Gastronomen in Hamburg empört über WM-Verbot für Außenbeschallung!
Hamburgs Gastronomie steht aktuell unter veritabler Dampf. Ein Schreiben des Bezirksamts Altona sorgt für großes Missmuten unter den Wirten: Vom 16. Juni bis zur Schlussphase der Fußball-Weltmeisterschaft gelten strikte Regelungen für die Außengastronomie. Laut dem offiziellen Dokument ist die Beschallung von sogenannten „Sondernutzungsflächen“ im Außenbereich während des sportlichen Großereignisses nicht mehr erlaubt. Das bedeutet konkret, dass wirre Partystimmung mit Schallübertragungen über Lautsprecher, Fernseher oder Beamer vorübergehend der Vergangenheit angehört, sogar der Ton aus dem Innenbereich darf nicht nach außen dringen. mopo.de berichtet, dass viele Gastronomen sich über diese Regelung ärgern, gerade weil es in der Vergangenheit bei solchen Anlässen immer als toleriert galt, dass im Außenbereich gefeiert werden durfte.

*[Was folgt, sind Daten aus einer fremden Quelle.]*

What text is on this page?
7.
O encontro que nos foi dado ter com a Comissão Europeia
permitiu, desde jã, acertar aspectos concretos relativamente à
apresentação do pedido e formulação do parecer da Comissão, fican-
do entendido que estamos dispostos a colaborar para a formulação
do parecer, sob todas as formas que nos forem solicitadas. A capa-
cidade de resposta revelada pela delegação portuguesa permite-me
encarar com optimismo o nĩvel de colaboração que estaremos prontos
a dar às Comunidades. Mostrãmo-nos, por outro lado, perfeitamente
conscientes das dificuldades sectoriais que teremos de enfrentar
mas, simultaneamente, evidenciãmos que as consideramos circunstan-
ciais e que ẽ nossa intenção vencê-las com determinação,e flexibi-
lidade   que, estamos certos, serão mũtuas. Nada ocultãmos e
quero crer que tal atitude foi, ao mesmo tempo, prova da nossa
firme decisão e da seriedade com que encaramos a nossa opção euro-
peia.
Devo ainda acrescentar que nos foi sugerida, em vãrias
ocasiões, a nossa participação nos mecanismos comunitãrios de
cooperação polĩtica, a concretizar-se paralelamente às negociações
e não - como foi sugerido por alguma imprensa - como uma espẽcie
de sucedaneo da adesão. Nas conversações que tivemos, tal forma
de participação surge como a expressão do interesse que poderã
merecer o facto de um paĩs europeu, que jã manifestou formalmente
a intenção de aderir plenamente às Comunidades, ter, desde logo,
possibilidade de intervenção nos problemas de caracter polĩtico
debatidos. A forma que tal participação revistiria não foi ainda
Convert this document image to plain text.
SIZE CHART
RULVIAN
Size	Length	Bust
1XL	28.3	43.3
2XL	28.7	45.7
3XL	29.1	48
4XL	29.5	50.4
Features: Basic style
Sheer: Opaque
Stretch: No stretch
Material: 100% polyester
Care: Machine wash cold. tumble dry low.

Diese plötzliche und umfassende Maßnahme kommt nicht nur überraschend, sondern auch unglücklich. Viele Wirte äußern ihren Unmut darüber, dass das Schreiben erst nach Beginn der WM verteilt wurde. Ein Gastronom aus der Sternschanze bemängelt: „Niemand hat mit uns geredet, um mögliche Lösungen zu finden.“ Das Bezirksamt Altona hingegen rechtfertigt das Aufeinandertreffen mit klaren Worten: Das Schreiben sei auf Wunsch von Gastronom:innen erstellt worden, um mehr Handlungssicherheit zu schaffen. Von einer einheitlichen Regelung ist jedoch nicht die Rede, denn die Auflage zur Beschallung gilt für alle Hamburger Bezirke und war bereits bei der Erteilung der Sondernutzungserlaubnis bekannt.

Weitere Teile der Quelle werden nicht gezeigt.